2. Реалистическое изображение человека

Заключение

Литература


Введение

В новое время (от XVI – XVIIвв. до начала XX в.) капиталистическая экономика распространилась по все­му земному шару, а вместе с ней — буржуазный уклад жизни и рациональное сознание западного человека. Со­циально-политические рамки Нового времени более или менее ясны. Хронология ментальной истории рисуется не столь четко.

Главные события эпохи — политические революции, промышленный переворот, появление гражданского об­щества, урбанизация жизни — запечатлены для нас в га­лерее портретов отдельных людей и человеческих групп. Как и любая эпоха, Новое время показывает громадное разнообразие психической жизни. Исторической психоло­гии еще только предстоит освоить это эмпирическое бо­гатство, обобщить и дать описание Че­ловека экономического, либерального, консервативного или революционного сознания, типов буржуа, крестьяни­на, интеллигента, пролетария, психологически проанали­зировать важные события периода. Подступиться к громад­ному материалу последних веков хотя бы только европей­ской истории нелегко. Поэтому тема реферата является актуальной в том плане, что произведение Ж. Лабрюйера «Характеры» представляет собой иллюстрацию жизни в переломный период перехода из одной общественной формации в другую.

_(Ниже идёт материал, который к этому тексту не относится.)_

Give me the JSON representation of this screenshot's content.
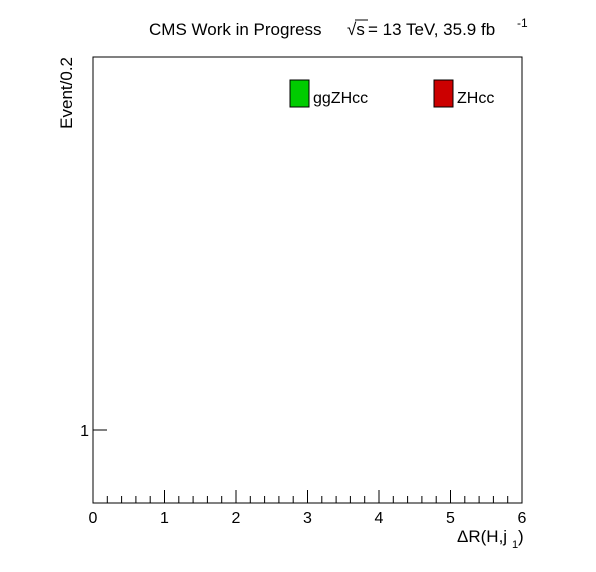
{
  "header": {
    "experiment": "CMS Work in Progress",
    "sqrt_s_sym": "√s",
    "energy": " = 13 TeV, 35.9 fb",
    "lumi_exponent": "-1"
  },
  "chart_data": {
    "type": "bar",
    "title": "",
    "xlabel_main": "ΔR(H,j",
    "xlabel_sub": "1",
    "xlabel_close": ")",
    "ylabel": "Event/0.2",
    "xlim": [
      0,
      6
    ],
    "ylim_label_visible": "1",
    "x_ticks": [
      0,
      1,
      2,
      3,
      4,
      5,
      6
    ],
    "y_ticks": [
      1
    ],
    "grid": false,
    "legend_position": "top",
    "series": [
      {
        "name": "ggZHcc",
        "color": "#00cc00",
        "values": []
      },
      {
        "name": "ZHcc",
        "color": "#cc0000",
        "values": []
      }
    ]
  },
  "colors": {
    "ggZHcc": "#00cc00",
    "ZHcc": "#cc0000"
  }
}
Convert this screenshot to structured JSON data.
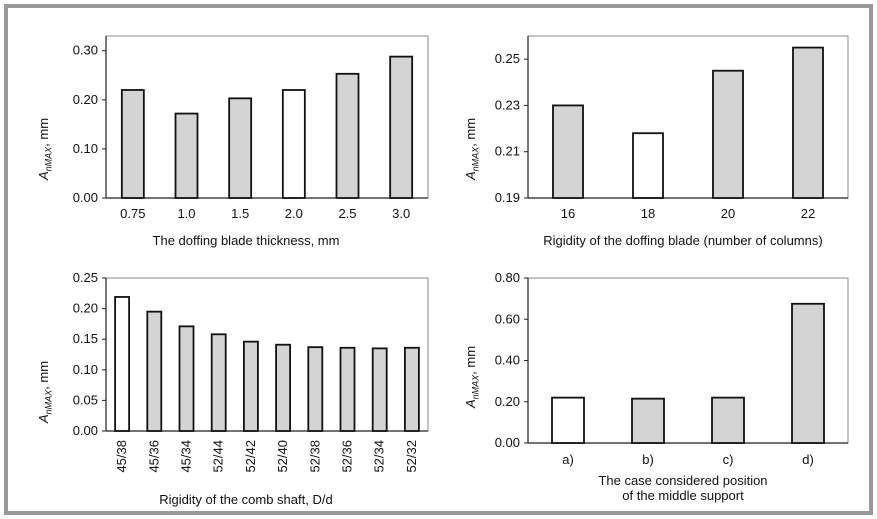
{
  "colors": {
    "bar_fill": "#d4d4d4",
    "highlight_fill": "#ffffff",
    "bar_stroke": "#111111",
    "frame": "#9a9a9a"
  },
  "chart_data": [
    {
      "type": "bar",
      "categories": [
        "0.75",
        "1.0",
        "1.5",
        "2.0",
        "2.5",
        "3.0"
      ],
      "values": [
        0.22,
        0.172,
        0.203,
        0.22,
        0.253,
        0.288
      ],
      "highlight": [
        "2.0"
      ],
      "xlabel": "The doffing blade thickness, mm",
      "ylabel_main": "A",
      "ylabel_sub": "nMAX",
      "ylabel_unit": ", mm",
      "yticks": [
        "0.00",
        "0.10",
        "0.20",
        "0.30"
      ],
      "ylim": [
        0,
        0.33
      ],
      "grid": false
    },
    {
      "type": "bar",
      "categories": [
        "16",
        "18",
        "20",
        "22"
      ],
      "values": [
        0.23,
        0.218,
        0.245,
        0.255
      ],
      "highlight": [
        "18"
      ],
      "xlabel": "Rigidity of the doffing blade (number of columns)",
      "ylabel_main": "A",
      "ylabel_sub": "nMAX",
      "ylabel_unit": ", mm",
      "yticks": [
        "0.19",
        "0.21",
        "0.23",
        "0.25"
      ],
      "ylim": [
        0.19,
        0.26
      ],
      "grid": false
    },
    {
      "type": "bar",
      "categories": [
        "45/38",
        "45/36",
        "45/34",
        "52/44",
        "52/42",
        "52/40",
        "52/38",
        "52/36",
        "52/34",
        "52/32"
      ],
      "values": [
        0.219,
        0.195,
        0.171,
        0.158,
        0.146,
        0.141,
        0.137,
        0.136,
        0.135,
        0.136
      ],
      "highlight": [
        "45/38"
      ],
      "xlabel": "Rigidity of the comb shaft, D/d",
      "ylabel_main": "A",
      "ylabel_sub": "nMAX",
      "ylabel_unit": ", mm",
      "yticks": [
        "0.00",
        "0.05",
        "0.10",
        "0.15",
        "0.20",
        "0.25"
      ],
      "ylim": [
        0,
        0.25
      ],
      "grid": false
    },
    {
      "type": "bar",
      "categories": [
        "a)",
        "b)",
        "c)",
        "d)"
      ],
      "values": [
        0.22,
        0.215,
        0.22,
        0.675
      ],
      "highlight": [
        "a)"
      ],
      "xlabel": "The case considered position",
      "xlabel2": "of the middle support",
      "ylabel_main": "A",
      "ylabel_sub": "nMAX",
      "ylabel_unit": ", mm",
      "yticks": [
        "0.00",
        "0.20",
        "0.40",
        "0.60",
        "0.80"
      ],
      "ylim": [
        0,
        0.8
      ],
      "grid": false
    }
  ]
}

Эта эпоха разобрана науками о современном человеке, что выражается уже в обозначени­ях периода: капитализм, буржуазное общество, индустри­альная эпоха, время буржуазных революций и движений пролетариата.

От социологии психолог получает нуж­ные ему сведении о строении социума и порядке функцио­нирования его индивидуального элемента, о социальных общностях, институтах и стратификациях, стандартах группового поведения, известных под названием личностных ориента­ции, социальных характеров, базисных типов личности, о мировоззренческих ценностях, приемах воспитания и конт­роля и других социальных инструментах, непрерывно кую­щих общественную единицу из задатков Ното 5арiепs.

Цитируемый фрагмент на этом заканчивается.